EditShare Support for New Adobe Premiere Pro “Productions” Feature

Andy Liebman

Co-founder & Chief Strategy Officer

Collaboration has always been a key theme at EditShare and since our launch back in 2004 we have worked hard to enable editors to share both media files as well as NLE projects. After all, making films and videos is usually a group effort, and the whole process is much more efficient when everyone on a production team can work from the same common canvas. That’s why over the years we have developed our own sharing solutions and we have also supported any native sharing capabilities that are baked into the various NLE applications.  

So naturally we are very excited about Adobe’s new “Productions” feature that gives editors the best Premiere Pro “project sharing” experience ever. 

I am pleased to report that over the past two months, EditShare has been testing a beta version of this new feature, and this very significant upgrade for Premiere Pro users does indeed work flawlessly with our EFS shared storage.  

“Project Sharing” is a rather broad term, and for those of you who may not be familiar with the concept, I thought it might be helpful to explain it in some detail, so that you can appreciate the somewhat different approaches taken by NLE developers.

Project sharing is a collaboration system that divides up larger non-linear editing (NLE) projects into smaller mini projects, each of which represents a part of the whole. For instance, if a group of editors and assistants is editing a large documentary, they might create individual mini projects for “Rushes”, “Assemblies”, “The Show Open”, “Act 1”, “Act 2”, “Act 3”, “Conclusion”, “Fine Cut”, “Effects”, “Sound Mix”, etc.   

As soon as a user opens up one of these mini projects with write access, Premiere Pro creates a “prlock” file next to the project file, effectively “locking” that project to ensure that other Premiere Pro editors on the same project are automatically flagged to open the mini project as read-only, so that they can’t overwrite or corrupt someone else’s work in any way. 

When the user with write permission closes the project, the prlock file goes away and now the project becomes available for editing by another user. The system allows users to see each other’s work and collaborate safely. Avid has had a similar sharing feature for a long time, called “bin locking”, and it has been widely used for big projects that require large scale collaboration. In the Avid environment, bins are files on disk inside a project folder, so it’s possible to set permission on each bin file independently. In Premiere Pro, bins are virtual folders inside projects – so you have to do the locking at the level of an entire project file. 

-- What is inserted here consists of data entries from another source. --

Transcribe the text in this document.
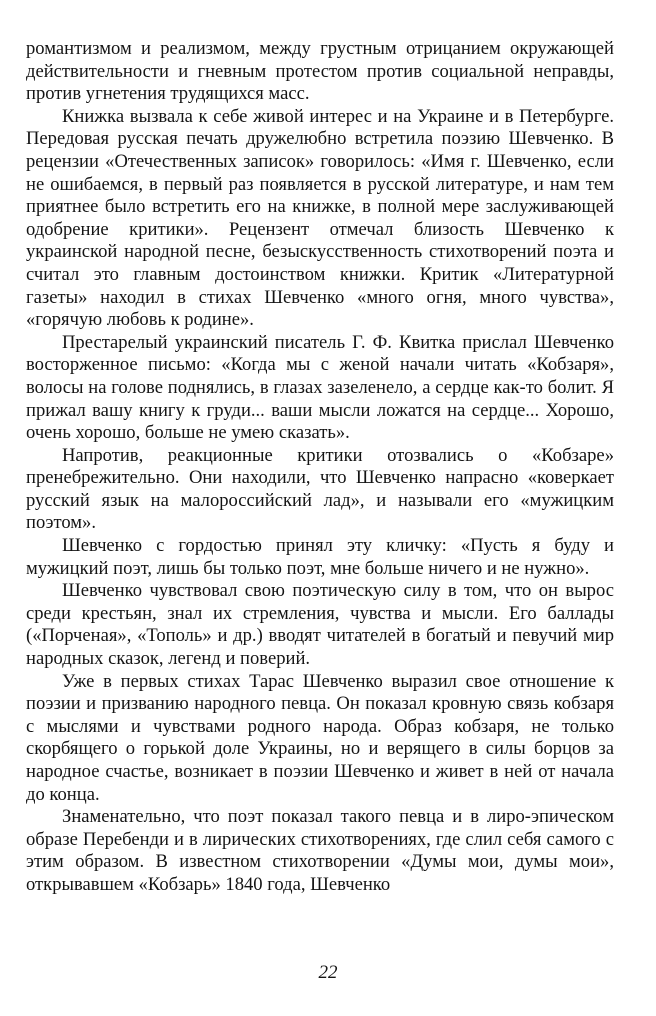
романтизмом и реализмом, между грустным отрицанием окружающей действительности и гневным протестом против социальной неправды, против угнетения трудящихся масс.

Книжка вызвала к себе живой интерес и на Украине и в Петербурге. Передовая русская печать дружелюбно встретила поэзию Шевченко. В рецензии «Отечественных записок» говорилось: «Имя г. Шевченко, если не ошибаемся, в первый раз появляется в русской литературе, и нам тем приятнее было встретить его на книжке, в полной мере заслуживающей одобрение критики». Рецензент отмечал близость Шевченко к украинской народной песне, безыскусственность стихотворений поэта и считал это главным достоинством книжки. Критик «Литературной газеты» находил в стихах Шевченко «много огня, много чувства», «горячую любовь к родине».

Престарелый украинский писатель Г. Ф. Квитка прислал Шевченко восторженное письмо: «Когда мы с женой начали читать «Кобзаря», волосы на голове поднялись, в глазах зазеленело, а сердце как-то болит. Я прижал вашу книгу к груди... ваши мысли ложатся на сердце... Хорошо, очень хорошо, больше не умею сказать».

Напротив, реакционные критики отозвались о «Кобзаре» пренебрежительно. Они находили, что Шевченко напрасно «коверкает русский язык на малороссийский лад», и называли его «мужицким поэтом».

Шевченко с гордостью принял эту кличку: «Пусть я буду и мужицкий поэт, лишь бы только поэт, мне больше ничего и не нужно».

Шевченко чувствовал свою поэтическую силу в том, что он вырос среди крестьян, знал их стремления, чувства и мысли. Его баллады («Порченая», «Тополь» и др.) вводят читателей в богатый и певучий мир народных сказок, легенд и поверий.

Уже в первых стихах Тарас Шевченко выразил свое отношение к поэзии и призванию народного певца. Он показал кровную связь кобзаря с мыслями и чувствами родного народа. Образ кобзаря, не только скорбящего о горькой доле Украины, но и верящего в силы борцов за народное счастье, возникает в поэзии Шевченко и живет в ней от начала до конца.

Знаменательно, что поэт показал такого певца и в лиро-эпическом образе Перебенди и в лирических стихотворениях, где слил себя самого с этим образом. В известном стихотворении «Думы мои, думы мои», открывавшем «Кобзарь» 1840 года, Шевченко

22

EditShare was the original pioneer of “project locking” for non-Avid NLEs back in 2009. Our objective was to enable editors to collaborate in a similar way to Avid but using Final Cut Pro 7 and Premier. At the time, the capabilities were not available in either Apple or Adobe. So we developed our own concept of dividing projects into multiple mini projects (it was mind shift in the way editors needed to think about their projects) and then we created two different systems for ensuring that only one user at a time could get write access to a project.  

In our first system, we stored Final Cut Pro 7 and Premiere Pro project files in “User folders” to ensure that only that user had write access to anything inside, and we provided a way to move project files between user folders. 

In our second system, we made an automated way to change permissions on a project file as soon as a user opened it, so only that user could write to the project. These were pretty effective solutions to the collaboration problem. But they weren’t native to the applications and couldn’t support some of the features that are desirable in project sharing.

Adobe introduced its own version of project sharing in 2017, but it had some drawbacks. For example, each user had to enable “project locking” in their own project settings. If one user forgot, projects could get locked for some users but not for others.

And one user couldn’t open another user’s sequence and copy a small part of their timeline into their own project, because Premiere wouldn’t let them set in and out points on a timeline from a read-only project. Users had to import the entire sequence into their own project, which also resulted in every clip of the sequence getting imported into their own project space. This wasn’t ideal.

Adobe listened to user feedback and came back with a massively improved method for project sharing, called Productions. 

With the new feature, when the first user creates a “Production”, this makes a top-level folder inside which everyone now puts their related projects. Just beneath the Productions folder, you also get some master settings files – specifying things like the location for media and scratch folders. Every Premiere Pro project created inside the Production will now inherit these same settings – so you get total continuity across all parts of the project.

Perhaps most significant, you can now copy small sections of sequences from one project and paste them into other projects, without unwanted clips being copied to the destination project.

Premiere Pro projects created inside a Production also understand the relationship between projects, and what items came from where. So, if you match frame on a clip that was copied from another project, and then reveal the file for the match frame, Premiere will open up the original project where the clip was located – just like Avid does with bins. Adobe has even added a feature that notifies editors when a project opened as read-only has been updated by a read-write user, prompting the read-only user to refresh their view of the project to make the latest changes visible. 

The new Productions feature is a major improvement for users of Premiere Pro and we are excited to see this built into Adobe’s editing product. Best of all for EditShare users, we have tested this new feature extensively with EditShare EFS storage and can assure our customers that Adobe’s new method of project sharing works flawlessly with our native Windows and macOS file system client.

EditShare EFS + Premiere Pro continues to be a winning combination!